To conclude, building your own commercial module may involve a fair bit of writing - both writing software that becomes part of the hardware, that is, firmware, and writing documentation for human readers. One of your design decisions will be how much of the module's functionality to implement in hardware as opposed to firmware; and related to that are the questions of what roles firmware upgrades and third-party firmware will play. As for documentation, there are a number of kinds of documentation and different approaches you might choose to take. This is an area where professional assistence may be valuable. And style of the documentation is worth thinking about even beyond the content of the words, because it forms part of the image and experience of your module that you are creating for your customers.

Build your own commercial module part 2: design and development || Build your own commercial module part 4: manufacturing

MSK 014 Gracious Host

MSK 014 Gracious Host

US$246.27 including shipping

Comments

Just want to say thank you for taking the time to write not just this but all of these tutorials. I've spent the last year++ on completing my first commercial module and I've read every one of these blog posts, a few MANY times. My 4th prototype worked perfectly so I just ordered a small batch of PCB/ panels.

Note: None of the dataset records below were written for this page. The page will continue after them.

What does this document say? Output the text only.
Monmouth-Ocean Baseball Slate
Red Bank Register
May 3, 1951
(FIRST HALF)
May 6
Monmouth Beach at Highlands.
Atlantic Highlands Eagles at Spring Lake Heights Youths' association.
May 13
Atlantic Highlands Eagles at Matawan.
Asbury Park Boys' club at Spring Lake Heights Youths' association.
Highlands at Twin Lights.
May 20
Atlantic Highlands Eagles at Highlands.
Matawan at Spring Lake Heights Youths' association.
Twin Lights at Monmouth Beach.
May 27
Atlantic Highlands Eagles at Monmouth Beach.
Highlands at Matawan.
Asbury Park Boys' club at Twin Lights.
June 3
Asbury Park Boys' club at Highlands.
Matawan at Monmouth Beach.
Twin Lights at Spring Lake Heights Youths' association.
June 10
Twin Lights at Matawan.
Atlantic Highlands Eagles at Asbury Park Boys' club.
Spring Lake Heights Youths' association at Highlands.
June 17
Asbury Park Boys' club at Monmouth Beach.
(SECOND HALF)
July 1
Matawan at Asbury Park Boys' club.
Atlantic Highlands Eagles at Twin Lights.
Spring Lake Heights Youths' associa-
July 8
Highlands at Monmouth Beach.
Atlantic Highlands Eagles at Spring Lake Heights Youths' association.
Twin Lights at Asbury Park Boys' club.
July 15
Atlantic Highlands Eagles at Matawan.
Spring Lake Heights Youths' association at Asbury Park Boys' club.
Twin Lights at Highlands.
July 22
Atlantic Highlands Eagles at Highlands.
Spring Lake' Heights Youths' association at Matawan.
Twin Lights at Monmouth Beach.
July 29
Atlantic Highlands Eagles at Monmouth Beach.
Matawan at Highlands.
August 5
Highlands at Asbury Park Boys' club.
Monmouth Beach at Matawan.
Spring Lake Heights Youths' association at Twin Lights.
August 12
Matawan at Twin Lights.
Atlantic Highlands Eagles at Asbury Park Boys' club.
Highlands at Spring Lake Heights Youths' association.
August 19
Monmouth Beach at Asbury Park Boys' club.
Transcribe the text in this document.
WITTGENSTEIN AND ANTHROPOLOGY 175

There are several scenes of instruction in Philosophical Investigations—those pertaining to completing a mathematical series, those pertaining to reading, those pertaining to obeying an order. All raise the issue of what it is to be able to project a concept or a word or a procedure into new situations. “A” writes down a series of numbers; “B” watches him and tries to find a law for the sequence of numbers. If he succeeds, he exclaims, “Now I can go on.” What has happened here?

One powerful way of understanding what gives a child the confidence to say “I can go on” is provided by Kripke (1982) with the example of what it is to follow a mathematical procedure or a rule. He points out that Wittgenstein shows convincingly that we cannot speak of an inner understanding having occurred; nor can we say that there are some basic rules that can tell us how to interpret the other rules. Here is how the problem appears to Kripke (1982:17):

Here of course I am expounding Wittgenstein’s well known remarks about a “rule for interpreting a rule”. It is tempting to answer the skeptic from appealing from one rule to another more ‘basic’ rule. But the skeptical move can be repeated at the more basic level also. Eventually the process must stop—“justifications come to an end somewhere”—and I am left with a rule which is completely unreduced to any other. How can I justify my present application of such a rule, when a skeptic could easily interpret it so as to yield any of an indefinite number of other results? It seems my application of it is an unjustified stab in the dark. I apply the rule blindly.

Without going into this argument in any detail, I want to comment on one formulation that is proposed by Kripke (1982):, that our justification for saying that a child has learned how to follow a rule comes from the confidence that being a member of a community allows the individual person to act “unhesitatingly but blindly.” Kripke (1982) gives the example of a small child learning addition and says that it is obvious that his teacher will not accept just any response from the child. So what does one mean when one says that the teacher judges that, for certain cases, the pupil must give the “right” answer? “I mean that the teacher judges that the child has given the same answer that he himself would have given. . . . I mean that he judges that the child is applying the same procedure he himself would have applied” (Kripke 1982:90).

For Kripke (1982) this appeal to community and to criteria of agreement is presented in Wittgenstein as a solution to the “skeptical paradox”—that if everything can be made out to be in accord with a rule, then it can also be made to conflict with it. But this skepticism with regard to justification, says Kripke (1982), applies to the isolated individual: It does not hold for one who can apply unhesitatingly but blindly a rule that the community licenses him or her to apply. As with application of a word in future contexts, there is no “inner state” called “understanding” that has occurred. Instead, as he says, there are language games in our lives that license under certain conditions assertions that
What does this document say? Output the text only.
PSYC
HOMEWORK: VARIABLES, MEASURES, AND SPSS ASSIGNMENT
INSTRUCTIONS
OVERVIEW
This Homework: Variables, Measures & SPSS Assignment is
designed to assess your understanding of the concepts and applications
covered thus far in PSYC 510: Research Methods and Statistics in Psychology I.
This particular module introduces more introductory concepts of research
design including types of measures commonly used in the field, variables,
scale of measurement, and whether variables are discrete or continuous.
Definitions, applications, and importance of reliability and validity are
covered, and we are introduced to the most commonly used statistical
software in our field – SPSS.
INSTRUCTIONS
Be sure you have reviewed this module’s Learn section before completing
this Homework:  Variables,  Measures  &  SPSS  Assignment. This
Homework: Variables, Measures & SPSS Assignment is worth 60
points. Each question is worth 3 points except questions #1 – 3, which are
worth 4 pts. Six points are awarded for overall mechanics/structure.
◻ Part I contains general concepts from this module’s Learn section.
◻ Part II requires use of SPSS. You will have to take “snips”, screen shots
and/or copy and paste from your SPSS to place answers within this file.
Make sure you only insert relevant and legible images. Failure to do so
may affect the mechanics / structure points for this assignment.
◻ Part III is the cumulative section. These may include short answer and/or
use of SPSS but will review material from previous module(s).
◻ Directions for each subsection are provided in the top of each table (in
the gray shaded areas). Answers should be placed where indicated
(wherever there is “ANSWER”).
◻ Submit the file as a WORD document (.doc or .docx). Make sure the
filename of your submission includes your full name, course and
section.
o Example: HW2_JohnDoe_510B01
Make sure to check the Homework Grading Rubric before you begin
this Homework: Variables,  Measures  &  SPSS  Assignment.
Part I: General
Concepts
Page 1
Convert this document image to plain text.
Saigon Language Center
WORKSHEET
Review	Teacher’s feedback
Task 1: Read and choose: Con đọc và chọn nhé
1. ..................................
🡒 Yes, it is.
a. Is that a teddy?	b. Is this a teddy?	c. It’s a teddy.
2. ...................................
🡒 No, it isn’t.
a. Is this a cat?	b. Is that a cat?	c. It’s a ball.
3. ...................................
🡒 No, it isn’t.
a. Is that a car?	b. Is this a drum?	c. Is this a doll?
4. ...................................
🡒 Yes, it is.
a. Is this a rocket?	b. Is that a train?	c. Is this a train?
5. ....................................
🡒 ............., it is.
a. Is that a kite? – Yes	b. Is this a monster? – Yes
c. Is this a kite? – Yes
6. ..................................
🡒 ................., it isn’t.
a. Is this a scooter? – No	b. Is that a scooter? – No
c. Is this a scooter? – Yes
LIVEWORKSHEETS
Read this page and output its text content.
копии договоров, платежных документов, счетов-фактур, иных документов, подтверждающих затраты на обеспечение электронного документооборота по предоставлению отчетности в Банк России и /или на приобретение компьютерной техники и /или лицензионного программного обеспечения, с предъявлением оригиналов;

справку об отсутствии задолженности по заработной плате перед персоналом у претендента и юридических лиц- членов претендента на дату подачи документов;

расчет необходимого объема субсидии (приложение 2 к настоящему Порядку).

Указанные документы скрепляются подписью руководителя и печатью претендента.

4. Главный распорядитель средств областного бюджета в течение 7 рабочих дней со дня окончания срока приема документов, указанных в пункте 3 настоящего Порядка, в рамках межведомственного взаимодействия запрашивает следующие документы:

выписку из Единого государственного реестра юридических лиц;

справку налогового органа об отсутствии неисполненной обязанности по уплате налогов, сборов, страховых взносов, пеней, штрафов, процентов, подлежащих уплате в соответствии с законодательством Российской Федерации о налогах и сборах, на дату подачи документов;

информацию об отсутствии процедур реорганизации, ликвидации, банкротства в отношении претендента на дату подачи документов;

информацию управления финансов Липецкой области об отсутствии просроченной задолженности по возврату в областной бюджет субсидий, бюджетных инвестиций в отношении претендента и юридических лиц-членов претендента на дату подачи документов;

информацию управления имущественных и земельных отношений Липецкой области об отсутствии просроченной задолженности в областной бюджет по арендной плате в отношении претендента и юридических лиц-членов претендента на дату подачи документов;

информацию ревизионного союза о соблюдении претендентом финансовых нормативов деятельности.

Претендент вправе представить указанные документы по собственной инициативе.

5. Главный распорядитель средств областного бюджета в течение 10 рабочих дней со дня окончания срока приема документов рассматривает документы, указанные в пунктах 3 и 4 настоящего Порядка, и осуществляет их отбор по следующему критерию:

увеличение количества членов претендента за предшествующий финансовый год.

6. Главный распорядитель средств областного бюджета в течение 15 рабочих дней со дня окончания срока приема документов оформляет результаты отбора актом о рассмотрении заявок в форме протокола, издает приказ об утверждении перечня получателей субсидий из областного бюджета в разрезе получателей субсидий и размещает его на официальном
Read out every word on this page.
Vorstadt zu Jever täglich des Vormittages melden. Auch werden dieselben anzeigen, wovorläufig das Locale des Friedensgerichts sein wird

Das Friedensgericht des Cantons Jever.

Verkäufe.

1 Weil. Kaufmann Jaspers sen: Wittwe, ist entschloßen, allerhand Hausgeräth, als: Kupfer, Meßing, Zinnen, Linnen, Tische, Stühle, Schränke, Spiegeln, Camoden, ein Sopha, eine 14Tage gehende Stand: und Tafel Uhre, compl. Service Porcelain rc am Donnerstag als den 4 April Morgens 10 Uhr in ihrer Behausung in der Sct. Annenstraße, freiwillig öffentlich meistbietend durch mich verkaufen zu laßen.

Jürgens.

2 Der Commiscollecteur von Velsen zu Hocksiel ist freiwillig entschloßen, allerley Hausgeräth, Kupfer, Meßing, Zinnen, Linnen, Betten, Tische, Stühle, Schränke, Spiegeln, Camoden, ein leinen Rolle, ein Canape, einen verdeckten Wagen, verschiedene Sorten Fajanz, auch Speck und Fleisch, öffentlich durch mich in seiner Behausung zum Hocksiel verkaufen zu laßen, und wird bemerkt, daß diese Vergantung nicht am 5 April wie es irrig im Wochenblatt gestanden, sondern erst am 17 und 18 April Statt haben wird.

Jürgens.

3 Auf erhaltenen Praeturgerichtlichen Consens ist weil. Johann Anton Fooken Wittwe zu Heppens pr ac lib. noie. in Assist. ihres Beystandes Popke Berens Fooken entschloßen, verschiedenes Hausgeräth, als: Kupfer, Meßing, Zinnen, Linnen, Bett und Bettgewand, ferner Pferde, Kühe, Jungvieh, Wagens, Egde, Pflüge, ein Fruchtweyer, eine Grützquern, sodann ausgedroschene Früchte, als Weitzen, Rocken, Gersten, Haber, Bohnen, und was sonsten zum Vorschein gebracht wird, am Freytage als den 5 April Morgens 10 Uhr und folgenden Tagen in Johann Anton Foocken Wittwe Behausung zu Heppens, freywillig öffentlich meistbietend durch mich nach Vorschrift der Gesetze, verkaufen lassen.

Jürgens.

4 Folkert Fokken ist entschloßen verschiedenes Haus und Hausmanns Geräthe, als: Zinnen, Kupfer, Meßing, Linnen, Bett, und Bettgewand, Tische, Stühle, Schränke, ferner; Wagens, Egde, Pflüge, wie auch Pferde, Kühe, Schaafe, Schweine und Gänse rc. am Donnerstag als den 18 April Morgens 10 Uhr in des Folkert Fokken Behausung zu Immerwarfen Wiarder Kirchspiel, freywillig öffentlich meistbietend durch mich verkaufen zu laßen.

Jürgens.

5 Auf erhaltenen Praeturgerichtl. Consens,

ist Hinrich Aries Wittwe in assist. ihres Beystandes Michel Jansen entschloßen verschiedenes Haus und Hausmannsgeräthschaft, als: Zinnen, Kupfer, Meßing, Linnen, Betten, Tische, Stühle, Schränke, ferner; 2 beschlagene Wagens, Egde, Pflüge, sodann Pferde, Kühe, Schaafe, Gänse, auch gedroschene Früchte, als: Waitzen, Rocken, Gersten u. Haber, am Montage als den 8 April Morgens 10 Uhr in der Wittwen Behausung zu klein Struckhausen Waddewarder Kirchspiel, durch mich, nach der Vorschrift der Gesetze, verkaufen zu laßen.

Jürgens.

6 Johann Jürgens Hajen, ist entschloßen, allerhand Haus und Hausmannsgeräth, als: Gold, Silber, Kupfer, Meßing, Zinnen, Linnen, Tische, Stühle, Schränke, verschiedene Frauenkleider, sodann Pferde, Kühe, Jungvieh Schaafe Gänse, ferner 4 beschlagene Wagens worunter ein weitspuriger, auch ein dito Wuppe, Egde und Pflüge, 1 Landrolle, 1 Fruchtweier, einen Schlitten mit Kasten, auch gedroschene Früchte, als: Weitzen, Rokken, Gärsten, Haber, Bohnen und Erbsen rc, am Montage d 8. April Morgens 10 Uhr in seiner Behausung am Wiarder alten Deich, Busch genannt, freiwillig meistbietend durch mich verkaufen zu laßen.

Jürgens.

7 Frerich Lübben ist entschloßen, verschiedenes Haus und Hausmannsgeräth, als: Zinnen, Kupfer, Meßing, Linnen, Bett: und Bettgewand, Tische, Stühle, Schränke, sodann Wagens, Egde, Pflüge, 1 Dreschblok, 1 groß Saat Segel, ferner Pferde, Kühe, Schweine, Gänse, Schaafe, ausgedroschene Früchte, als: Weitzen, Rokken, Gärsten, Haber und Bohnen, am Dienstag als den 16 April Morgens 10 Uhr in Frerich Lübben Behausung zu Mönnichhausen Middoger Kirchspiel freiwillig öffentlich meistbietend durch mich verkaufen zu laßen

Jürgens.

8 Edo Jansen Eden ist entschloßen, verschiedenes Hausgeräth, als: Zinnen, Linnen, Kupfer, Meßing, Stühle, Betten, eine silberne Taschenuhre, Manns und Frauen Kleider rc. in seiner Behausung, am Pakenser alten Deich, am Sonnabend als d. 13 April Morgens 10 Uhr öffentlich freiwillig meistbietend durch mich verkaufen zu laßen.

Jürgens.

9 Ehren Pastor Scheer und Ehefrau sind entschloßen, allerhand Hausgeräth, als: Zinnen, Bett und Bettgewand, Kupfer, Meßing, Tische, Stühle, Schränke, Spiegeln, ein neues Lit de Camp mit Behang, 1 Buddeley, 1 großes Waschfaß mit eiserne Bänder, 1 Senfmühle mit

I'm in the process of writing the manual as we speak so was amused by this synchronicity.

Had I not discovered your website then my standards would have been significantly lower on the electrical engineering side for sure.

If I sell any of these modules I will be buying some from you for sure, as I am indebted to you for sure.
Thank you - 2024-01-05
Great series. I would emphasize the fact that documentation takes a *lot* of time, especially if you really want to get it right (I may have spent the last week writing a draft for a utility module). But as you mentioned, it is probably worth it.
lk - 2024-01-18
All these posts are always great!

From being way too much into games modding, I often think that third-party software mods trade off power for usability. You can add features to the software, sure, but you can't add a new pot to the module (or a new button to the game controller). You end up having to memorize unintuitive UI interactions (long button presses, chorded presses, modal interfaces, etc).

Yes, you've unlocked potential... but you've increased your mental workload and lost expressiveness. And you've started to associate that brand to convoluted UI, through no fault of the original designer.

Another example, I've recently added Magic Lantern to my old camera. That third party firmware adds powerful features, but its UI is rough and menu-heavy, a far cry from the stock polished UI you can operate by muscle memory. I'm happy with the trade-off, and I'm glad for the gift the unpaid contributors to Magic Lantern gave me. But I am sure that for the designers at Canon, it's mortifying to see.